Purpose & Capability: noteThe skill is an orchestration package for building a 'Second Me' and its files (persona.json, gating scripts, reports) align with that goal. However, the package declares no required binaries yet the scripts clearly require npx and python3 (run-gates.sh checks for them). This mismatch is unexpected and should have been declared in the manifest.
Instruction Scope: concernRuntime instructions operate on local persona.json, generated pack and state files, which is consistent. But allowed-tools and persona.json permit WebFetch and Bash(npx:*, python:*). The scripts call npx openpersona (which will fetch code from npm/registry) and may call pack integration code in another skill (persona-model-trainer) that is not included here. Those networked actions and cross-skill execution broaden scope beyond purely-local file operations and could contact external endpoints or run code you haven't reviewed.
Install Mechanism: noteNo install spec (instruction-only) is lower risk, but the runtime uses npx which will fetch and execute packages at runtime. There are no direct downloads from arbitrary URLs in the repo, but use of npx/openpersona implies dynamic remote code pulls — expected for this purpose but worth auditing.
Credentials: noteThe skill requests no environment variables or credentials, which fits a local-first design.

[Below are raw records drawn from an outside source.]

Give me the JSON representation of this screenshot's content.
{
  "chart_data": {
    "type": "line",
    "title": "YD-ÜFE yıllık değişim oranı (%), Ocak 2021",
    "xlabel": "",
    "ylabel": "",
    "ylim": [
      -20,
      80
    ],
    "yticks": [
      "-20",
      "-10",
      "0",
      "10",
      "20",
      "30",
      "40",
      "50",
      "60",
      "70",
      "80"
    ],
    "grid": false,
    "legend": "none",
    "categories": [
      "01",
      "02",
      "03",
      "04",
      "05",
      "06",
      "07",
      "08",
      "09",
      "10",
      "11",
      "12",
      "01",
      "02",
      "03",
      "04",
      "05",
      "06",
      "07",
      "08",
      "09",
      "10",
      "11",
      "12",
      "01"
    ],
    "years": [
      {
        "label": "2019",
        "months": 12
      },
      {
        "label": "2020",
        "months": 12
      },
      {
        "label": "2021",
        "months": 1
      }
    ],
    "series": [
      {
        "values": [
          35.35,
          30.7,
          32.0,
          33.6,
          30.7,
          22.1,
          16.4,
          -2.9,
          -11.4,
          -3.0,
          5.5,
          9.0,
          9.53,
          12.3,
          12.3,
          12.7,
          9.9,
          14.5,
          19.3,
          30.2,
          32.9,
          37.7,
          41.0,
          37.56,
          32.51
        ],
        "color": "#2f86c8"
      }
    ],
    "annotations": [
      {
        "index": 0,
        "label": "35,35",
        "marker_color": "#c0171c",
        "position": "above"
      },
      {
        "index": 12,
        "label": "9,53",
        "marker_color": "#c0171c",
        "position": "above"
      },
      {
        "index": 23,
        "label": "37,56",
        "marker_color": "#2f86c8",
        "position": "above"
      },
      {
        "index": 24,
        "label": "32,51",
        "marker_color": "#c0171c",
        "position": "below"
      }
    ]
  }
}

Persona.json contains an external gateway URL (acn-production.up.railway.app) and enables WebFetch — allowed but not justified explicitly by the orchestration docs. No tokens/keys are requested, but network access capability could be used to transmit data unless human approval controls are strictly enforced.
Persistence & Privilege: okalways is false and the skill does not attempt to modify other skills' config or claim elevated or persistent platform-wide privileges. Gate scripts are self-contained and update only pipeline state files in the repo.